Pendant deux ans, les deux auteurs ont suivi le quotidien de trois villes où le Front National a pu pousser la porte de la municipalité : d’Hayange (Moselle) à Hénin-Beaumont (Pas-de-Calais) en passant par Beaucaire (Gard) ils ont observé, interrogé, photographié.
« Donner à comprendre sur une partie du pays de l’électorat »
Du Front National, l’art nous avait offert un film, ou encore une Bande-Dessinée. L’œuvre de Valérie Igounet et Vincent Jarousseau s’inscrit pourtant dans une portée inédite. Au-delà de son format original qui mélange clichés en noirs et blancs et bulles, « à la manière d’un roman feuilleton » précise le photographe, l’objectif s’éloigne également de celui des productions antérieures. Il ne s’agit plus de fiction, ni même de dénonciation, mais bien plus de « donner à comprendre sur une partie du pays de l’électorat. » : « A aucun moment il ne s’agit de juger, indique Vincent Jarousseau, mais de laisser la parole aux invisibles, à ces gens que l’on moque ou que l’on dénonce à travers les médias. C’est tout simplement horripilant et contre-productif, mais c’est aussi très insultant pour eux. Les électeurs de l’extrême droite, c’est avant tout des gens qui se sentent abandonnés. » Valérie Igounet renchérit : « j’ai une casquette de chercheuse, pas de militante anti-FN. » C’est là tout ce qui fait la particularité de l’œuvre : un livre qui donne à voir sans tabou, sans mensonge, sans censure, avec des propos retranscrits à la virgule près de manière à rendre la parole de chacun la plus fidèle possible. « Nous nous sommes rendus près de vingt fois dans chaque ville, racontent les auteurs. D’abord pour connaître la ville, s’imprégner de l’endroit, puis surtout créer des liens avec les personnes. » Porte à porte, marchés, participation aux événements publics comme la fête du cochon, c’est tout le quotidien de ces trois villes qui a été vécu par les auteurs.

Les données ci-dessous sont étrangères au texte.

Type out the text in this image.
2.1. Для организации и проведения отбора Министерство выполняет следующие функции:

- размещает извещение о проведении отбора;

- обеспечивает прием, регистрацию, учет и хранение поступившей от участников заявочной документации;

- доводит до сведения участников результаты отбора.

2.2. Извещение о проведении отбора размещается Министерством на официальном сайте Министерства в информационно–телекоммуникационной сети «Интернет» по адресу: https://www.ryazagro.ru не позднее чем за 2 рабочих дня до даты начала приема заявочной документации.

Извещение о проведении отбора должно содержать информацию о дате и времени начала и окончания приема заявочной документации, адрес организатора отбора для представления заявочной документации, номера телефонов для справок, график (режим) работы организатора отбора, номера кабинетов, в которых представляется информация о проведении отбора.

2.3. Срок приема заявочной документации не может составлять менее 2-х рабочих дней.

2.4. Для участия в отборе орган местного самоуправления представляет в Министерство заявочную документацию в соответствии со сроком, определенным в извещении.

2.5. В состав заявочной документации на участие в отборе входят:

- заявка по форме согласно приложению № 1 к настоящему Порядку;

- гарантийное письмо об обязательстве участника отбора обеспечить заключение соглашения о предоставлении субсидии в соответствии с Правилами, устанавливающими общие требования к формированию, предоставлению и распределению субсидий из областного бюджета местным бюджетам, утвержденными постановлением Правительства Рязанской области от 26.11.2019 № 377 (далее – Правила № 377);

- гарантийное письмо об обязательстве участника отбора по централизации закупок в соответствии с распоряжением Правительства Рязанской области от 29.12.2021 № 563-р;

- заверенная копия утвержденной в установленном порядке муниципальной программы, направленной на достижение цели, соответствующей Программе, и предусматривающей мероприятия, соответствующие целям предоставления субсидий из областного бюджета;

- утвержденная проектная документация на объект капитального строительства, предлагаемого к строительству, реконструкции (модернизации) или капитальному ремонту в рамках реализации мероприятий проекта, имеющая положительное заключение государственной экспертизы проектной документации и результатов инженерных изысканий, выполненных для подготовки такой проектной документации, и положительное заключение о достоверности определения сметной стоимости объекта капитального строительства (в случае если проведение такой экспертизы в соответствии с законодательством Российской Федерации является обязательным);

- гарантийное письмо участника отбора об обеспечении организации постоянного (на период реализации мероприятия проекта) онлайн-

Un travail qui en fait un ouvrage basé sur la confiance : aucun propos n’a été publié sans l’accord des protagonistes, de même que les photos. « Il s’agissait de les présenter de manière signifiante, explique Valérie Igounet, et non pas de les caricaturer. C’est ça qui fait toute la richesse de ce travail. »
Plutôt qu’un panel général du paysage frontiste, ce sont toutes ces vies, dans leurs particularités et leurs personnalités, qui sont alors révélées dans ce livre. L’électeur du Front National n’est plus un stéréotype vague, classé par la société et aux caractéristiques fixés. Dans ce livre, il gagne un visage, une histoire, un passé aussi.
Un sentiment de trahison
L’électeur du Front National, c’est ainsi Patrick, 30 ans, cet orphelin élevé par ses grands-parents, et qui raconte son histoire en traînant sa moto. C’est aussi Anthonia, cette jeune fille de 18 ans qui baigne dans le Front National comme dans les romans d’amour, habite avec sa mère handicapée et cherche en vain un CDI. C’est Brigitte, ancienne électrice communiste de 58 ans, dont les fils galèrent à trouver un emploi stable et qui ne demande qu’une chose : que « ça change. » Et puis il y a les portraits de couples, ceux qui se racontent à deux : Simone et Antoine, ce vieux couple de Beaucaire qui admire les discours de Jean-Marie Le Pen comme la culture de sa petite-fille ; Murielle et Pascal, sosie de Johnny Halliday, dont le père était un « malgré nous », et qui se sont détachés des partis qui ne leur offraient plus rien ; ou encore Sabrina et Jean-Marc, eux aussi anciens électeurs de gauche, qui se demandent comment l’on peut avoir autant d’argent pour les migrants quand l’on en manque pour leur trouver du travail. De case en case, de page en page, de bulle en bulle des vies se racontent à travers des visages uniques. Les auteurs ont tenu à toucher toutes les générations, des plus jeunes, souvent peu diplômés, attirés par le cadre familial et respectueux des valeurs que leur offre le Front National, aux plus âgés, déçus par l’évolution des partis traditionnels qui ne s’occupent plus d’eux.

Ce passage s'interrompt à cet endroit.